Readers will recall that we reported that the Biden Administration had instructed OSHA to issue revised guidance to employers on workplace safety measures during the COVID-19 pandemic. These guidelines were published on Friday. As stated by OSHA, the guidance “is intended to inform employers and workers in most workplace settings outside of healthcare to help them identify risks of being exposed to or contracting COVID-19 at work and help them determine appropriate control measures to implement.”
This guidance appears to apply only to non-healthcare and emergency response settings. As it notes, separate guidance applicable to those entities, referring to the CDC and OSHA guidelines. The guidance notes that its recommendations “are advisory in nature, informational in content, and intended to assist employers in providing a safe, healthful workplace.”
Regardless of the fact that the guidance is not law, in order to ensure compliance with OSHA’s “general duty” clause, all employers are strongly encouraged to read it thoroughly to determine what, if any, changes need to be made to their workplaces. The guidelines do several things. The first is to instruct employers to implement a COVID-19 Prevention Program, nothing that the “most effective programs engage workers, their union, or other representatives in the program’s development.
They include the following key elements, conducting a hazard assessment, identifying a combination of measures that limit the spread of COVID-19 in the workplace, adopting measures to ensure that workers who are infected or potentially infected are separated and sent home from the workplace, and implementing protections from retaliation for workers who raise COVID-19 related concerns.”
The guidance then provides additional detail on particular measures and should be reviewed carefully. These include separating and sending home infected or potentially infected people from the workplace, implementing physical distancing in all communal work areas, installing barriers where physical distancing cannot be maintained, and suppressing the spread of the hazard by using face coverings.
It also provides guidance on improving ventilation, use of personal protective equipment when necessary, providing supplies necessary for good hygiene practices, and performing routine cleaning and disinfecting. Many, if not all, of these, are things employers are already doing but it is still worth a review and confirmation that all steps are being met wherever possible.

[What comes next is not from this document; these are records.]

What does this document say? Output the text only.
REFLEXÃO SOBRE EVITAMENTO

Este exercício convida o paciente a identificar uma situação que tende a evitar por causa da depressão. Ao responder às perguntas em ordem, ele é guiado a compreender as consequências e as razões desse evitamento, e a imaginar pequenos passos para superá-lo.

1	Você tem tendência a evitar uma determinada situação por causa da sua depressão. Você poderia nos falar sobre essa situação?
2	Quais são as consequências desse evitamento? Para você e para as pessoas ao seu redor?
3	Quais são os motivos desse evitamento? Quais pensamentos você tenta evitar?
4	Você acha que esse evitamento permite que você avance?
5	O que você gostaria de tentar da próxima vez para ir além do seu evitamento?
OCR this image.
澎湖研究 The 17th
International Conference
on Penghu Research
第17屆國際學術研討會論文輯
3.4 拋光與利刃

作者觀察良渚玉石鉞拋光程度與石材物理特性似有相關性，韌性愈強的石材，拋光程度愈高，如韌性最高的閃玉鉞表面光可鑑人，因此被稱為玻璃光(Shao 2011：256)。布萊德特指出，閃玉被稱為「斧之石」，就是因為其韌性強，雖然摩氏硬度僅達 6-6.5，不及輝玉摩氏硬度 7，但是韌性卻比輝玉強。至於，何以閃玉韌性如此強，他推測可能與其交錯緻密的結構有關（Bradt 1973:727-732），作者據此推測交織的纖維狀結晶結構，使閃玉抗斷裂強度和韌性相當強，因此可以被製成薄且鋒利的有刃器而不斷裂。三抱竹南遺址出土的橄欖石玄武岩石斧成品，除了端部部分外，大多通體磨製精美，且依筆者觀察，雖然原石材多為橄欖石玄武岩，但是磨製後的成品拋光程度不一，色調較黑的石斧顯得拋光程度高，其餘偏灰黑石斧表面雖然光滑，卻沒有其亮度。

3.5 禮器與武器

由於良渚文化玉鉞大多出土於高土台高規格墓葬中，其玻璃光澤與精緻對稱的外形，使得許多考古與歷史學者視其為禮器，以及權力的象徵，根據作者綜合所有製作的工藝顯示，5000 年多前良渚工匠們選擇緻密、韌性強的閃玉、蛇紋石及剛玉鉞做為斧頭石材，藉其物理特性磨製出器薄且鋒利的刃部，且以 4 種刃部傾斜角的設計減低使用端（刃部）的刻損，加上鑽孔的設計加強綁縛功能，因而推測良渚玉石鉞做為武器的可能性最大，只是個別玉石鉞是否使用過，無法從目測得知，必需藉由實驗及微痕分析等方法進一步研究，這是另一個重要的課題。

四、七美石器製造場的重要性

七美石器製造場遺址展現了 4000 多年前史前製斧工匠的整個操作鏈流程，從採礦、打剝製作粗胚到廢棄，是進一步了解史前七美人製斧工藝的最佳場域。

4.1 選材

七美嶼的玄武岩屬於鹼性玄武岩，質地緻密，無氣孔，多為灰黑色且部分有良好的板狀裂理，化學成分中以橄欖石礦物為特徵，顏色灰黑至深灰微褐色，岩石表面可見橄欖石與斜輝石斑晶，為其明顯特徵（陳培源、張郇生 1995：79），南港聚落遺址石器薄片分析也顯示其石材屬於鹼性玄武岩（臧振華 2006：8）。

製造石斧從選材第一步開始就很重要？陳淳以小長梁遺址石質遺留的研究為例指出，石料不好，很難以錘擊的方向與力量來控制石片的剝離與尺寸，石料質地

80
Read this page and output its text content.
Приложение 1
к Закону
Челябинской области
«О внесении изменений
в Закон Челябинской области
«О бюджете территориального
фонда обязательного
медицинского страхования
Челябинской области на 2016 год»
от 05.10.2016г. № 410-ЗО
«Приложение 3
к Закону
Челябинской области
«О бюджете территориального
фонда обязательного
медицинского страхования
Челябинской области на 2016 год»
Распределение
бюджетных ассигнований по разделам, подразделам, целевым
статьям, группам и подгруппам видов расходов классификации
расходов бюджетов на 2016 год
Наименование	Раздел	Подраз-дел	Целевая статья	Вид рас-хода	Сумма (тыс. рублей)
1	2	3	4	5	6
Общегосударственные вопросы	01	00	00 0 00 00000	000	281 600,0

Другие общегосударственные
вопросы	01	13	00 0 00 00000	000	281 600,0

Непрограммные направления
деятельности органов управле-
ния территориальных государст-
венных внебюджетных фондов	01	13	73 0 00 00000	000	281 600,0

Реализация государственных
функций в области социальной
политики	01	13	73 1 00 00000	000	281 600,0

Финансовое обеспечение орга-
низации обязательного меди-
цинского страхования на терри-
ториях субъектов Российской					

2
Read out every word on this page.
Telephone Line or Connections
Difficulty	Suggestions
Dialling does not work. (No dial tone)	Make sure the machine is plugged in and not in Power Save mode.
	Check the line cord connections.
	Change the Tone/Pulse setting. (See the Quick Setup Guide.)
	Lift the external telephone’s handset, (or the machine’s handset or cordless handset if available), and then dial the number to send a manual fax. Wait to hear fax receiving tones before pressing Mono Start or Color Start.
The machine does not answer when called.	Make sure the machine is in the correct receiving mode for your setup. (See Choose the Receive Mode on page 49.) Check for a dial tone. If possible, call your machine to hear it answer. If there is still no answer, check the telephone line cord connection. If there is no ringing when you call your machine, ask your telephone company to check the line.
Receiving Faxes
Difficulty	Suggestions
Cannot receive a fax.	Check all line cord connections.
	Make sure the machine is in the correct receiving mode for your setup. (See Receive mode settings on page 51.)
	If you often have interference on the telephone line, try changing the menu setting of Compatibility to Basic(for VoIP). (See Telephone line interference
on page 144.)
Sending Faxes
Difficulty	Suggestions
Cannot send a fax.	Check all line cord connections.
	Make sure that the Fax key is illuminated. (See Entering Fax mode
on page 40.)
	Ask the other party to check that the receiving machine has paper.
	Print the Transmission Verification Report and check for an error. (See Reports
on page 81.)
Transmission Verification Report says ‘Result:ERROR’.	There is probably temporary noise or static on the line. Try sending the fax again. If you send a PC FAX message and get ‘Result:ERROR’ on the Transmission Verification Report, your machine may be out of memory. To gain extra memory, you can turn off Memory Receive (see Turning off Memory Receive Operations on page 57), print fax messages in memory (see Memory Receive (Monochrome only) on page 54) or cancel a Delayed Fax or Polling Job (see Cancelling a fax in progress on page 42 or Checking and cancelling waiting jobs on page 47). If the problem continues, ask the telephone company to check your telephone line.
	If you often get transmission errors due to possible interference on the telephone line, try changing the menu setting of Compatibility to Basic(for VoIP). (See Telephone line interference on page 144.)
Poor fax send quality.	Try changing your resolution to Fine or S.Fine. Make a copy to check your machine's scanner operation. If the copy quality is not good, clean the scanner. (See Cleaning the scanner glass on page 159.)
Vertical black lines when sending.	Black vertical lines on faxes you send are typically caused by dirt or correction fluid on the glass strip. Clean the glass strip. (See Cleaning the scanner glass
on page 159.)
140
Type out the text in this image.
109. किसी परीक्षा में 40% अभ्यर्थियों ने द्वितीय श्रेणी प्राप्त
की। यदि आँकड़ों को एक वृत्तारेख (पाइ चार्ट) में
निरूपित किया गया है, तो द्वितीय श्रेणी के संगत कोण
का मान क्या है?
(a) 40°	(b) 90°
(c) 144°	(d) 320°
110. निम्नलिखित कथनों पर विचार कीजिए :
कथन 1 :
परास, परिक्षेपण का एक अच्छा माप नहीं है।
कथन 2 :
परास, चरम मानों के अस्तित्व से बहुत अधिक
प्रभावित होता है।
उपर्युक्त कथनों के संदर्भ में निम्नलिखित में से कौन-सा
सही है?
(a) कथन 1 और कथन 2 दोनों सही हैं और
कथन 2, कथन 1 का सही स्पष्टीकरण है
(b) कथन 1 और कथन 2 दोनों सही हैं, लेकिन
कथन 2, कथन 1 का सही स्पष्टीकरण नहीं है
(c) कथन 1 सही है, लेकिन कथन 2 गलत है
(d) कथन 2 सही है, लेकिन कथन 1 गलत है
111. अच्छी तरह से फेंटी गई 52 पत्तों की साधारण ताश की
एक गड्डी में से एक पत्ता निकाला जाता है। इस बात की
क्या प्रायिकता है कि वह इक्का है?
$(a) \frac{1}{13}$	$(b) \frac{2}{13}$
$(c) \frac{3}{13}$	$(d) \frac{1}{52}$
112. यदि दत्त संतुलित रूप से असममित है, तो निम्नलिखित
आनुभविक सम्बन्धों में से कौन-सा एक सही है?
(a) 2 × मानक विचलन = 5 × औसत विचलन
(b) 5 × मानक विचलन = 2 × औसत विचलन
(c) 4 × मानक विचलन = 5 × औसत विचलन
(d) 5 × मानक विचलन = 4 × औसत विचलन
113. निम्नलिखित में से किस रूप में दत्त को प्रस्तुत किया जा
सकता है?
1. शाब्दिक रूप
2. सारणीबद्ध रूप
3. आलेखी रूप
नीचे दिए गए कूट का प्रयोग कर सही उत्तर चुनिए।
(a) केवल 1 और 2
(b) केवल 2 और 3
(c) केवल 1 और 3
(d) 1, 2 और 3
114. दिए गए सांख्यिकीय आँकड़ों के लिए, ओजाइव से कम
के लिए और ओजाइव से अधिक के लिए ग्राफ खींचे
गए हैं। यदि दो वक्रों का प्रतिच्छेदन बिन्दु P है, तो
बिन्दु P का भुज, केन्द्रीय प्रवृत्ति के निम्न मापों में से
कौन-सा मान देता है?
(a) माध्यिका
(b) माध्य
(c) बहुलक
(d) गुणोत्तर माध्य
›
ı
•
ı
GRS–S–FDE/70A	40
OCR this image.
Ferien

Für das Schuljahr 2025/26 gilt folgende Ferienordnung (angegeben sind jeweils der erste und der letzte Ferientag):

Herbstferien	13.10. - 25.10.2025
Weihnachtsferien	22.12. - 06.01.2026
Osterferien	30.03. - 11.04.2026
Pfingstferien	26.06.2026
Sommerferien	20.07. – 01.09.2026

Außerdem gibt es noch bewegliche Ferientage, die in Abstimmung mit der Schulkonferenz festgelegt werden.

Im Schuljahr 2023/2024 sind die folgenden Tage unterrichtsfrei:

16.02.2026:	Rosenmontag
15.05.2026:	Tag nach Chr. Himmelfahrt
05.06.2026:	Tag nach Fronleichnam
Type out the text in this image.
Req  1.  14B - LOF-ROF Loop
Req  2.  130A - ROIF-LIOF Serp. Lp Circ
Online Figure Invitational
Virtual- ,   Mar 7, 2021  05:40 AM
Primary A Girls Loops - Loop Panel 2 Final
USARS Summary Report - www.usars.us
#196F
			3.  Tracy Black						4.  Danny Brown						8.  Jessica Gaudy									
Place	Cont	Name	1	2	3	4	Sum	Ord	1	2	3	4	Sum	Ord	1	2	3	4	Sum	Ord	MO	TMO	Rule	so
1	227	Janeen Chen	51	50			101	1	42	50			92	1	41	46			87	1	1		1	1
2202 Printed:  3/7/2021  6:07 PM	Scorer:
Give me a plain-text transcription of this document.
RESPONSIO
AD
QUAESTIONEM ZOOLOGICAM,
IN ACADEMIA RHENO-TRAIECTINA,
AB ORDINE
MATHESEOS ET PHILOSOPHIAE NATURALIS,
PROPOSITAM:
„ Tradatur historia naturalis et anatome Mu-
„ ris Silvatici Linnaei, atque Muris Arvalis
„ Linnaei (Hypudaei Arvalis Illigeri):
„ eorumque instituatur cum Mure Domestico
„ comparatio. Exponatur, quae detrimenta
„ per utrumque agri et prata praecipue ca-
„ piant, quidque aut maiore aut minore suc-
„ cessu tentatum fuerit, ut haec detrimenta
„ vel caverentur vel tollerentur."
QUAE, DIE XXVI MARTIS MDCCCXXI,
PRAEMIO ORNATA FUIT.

One of the things the guidance does is recommend more direct involvement by employees and their representatives in the prevention programs. To that end, it recommends, among other things, the assignment of a workplace coordinator responsible for COVID-19 issues on the employer’s behalf, the establishment of a system for communicating effectively with workers in a language they understand by asking workers to report COVID-19 symptoms, possible COVID-19 exposures, and possible COVID-19 hazards at the workplace to the employer without fear of reprisal.
Education and training workers on COVID-19 policies and procedures using accessible formats and in a language they understand including non-English languages, and American Sign Language or other accessible communication methods, if applicable. Providing guidance on screening and testing, and implementing protections from retaliation, and setting up an anonymous process for workers to voice concerns about COVID-19-related hazards.
The guidance does discuss vaccination and it refers to making the vaccine available at no cost to all eligible employees and not distinguishing between workers who are vaccinated and those who are not in terms of protective measures. In other words, even workers who have been vaccinated must continue to follow protective measures, such as wearing a face covering and remaining physically distant.